IEEE Double-Precision Representation

IEEE double-precision representations are quite similar. A double-precision real begins with a sign bit, with the same interpretation as in a single-precision representation. The next eleven bits are used for the exponent, which is an integer in the range from -1022 to +1023; a bias of 1023 is added to the exponent, and the result is stored in a binary numeral (the smallest is 00000000001, the largest 11111111110).

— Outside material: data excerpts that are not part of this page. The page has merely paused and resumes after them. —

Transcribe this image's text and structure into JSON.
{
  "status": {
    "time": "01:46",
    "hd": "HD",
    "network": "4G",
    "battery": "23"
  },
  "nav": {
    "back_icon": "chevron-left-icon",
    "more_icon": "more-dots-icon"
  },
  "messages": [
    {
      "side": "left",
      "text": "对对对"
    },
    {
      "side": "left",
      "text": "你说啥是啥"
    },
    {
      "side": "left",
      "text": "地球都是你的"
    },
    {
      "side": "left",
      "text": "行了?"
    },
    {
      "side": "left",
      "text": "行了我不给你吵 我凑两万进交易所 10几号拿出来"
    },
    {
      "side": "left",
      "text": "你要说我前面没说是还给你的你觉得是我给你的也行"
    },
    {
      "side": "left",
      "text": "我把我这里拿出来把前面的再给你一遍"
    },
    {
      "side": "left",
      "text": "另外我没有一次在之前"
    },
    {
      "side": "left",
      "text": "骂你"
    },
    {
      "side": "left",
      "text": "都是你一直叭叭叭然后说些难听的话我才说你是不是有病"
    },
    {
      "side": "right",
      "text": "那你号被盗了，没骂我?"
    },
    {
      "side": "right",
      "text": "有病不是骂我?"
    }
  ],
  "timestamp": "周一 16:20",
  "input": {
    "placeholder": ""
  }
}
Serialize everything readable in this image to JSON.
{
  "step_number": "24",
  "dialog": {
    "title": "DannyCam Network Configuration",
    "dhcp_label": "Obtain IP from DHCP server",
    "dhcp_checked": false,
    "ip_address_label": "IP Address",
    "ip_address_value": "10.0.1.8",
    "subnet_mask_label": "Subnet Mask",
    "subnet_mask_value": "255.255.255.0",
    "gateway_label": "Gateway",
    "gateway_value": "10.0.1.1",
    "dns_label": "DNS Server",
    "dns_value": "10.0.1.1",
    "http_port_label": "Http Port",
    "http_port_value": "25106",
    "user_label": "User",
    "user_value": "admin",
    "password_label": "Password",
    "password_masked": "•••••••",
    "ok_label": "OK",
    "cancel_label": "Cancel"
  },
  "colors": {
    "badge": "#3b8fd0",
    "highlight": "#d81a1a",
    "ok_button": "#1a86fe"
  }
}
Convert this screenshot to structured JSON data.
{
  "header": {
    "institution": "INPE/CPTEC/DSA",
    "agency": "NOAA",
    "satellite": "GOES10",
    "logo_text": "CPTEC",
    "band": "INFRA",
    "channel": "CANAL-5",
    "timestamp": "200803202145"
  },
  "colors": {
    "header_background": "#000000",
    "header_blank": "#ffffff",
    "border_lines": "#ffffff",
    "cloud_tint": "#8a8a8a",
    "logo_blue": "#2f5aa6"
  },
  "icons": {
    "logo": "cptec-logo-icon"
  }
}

The remaining fifty-two bits are used for the mantissa, and as above only the digits following the binary point of the mantissa are actually stored; the 1 that precedes the binary point is once again a “hidden bit.” As in single-precision representations, the all-zero exponent is used for unnormalized numbers and (with an all-zero mantissa) for 0, and the all-one exponent is used for the pseudo-numbers positive infinity, negative infinity, and NaN. The greatest real number that can be represented exactly as a double-precision real is $2^{1024} – 2^{971}$, and the least positive real that can be so represented is $2^{-1074}$.

Most C compilers for modern computers provide IEEE double-precision representations by means of the double data type.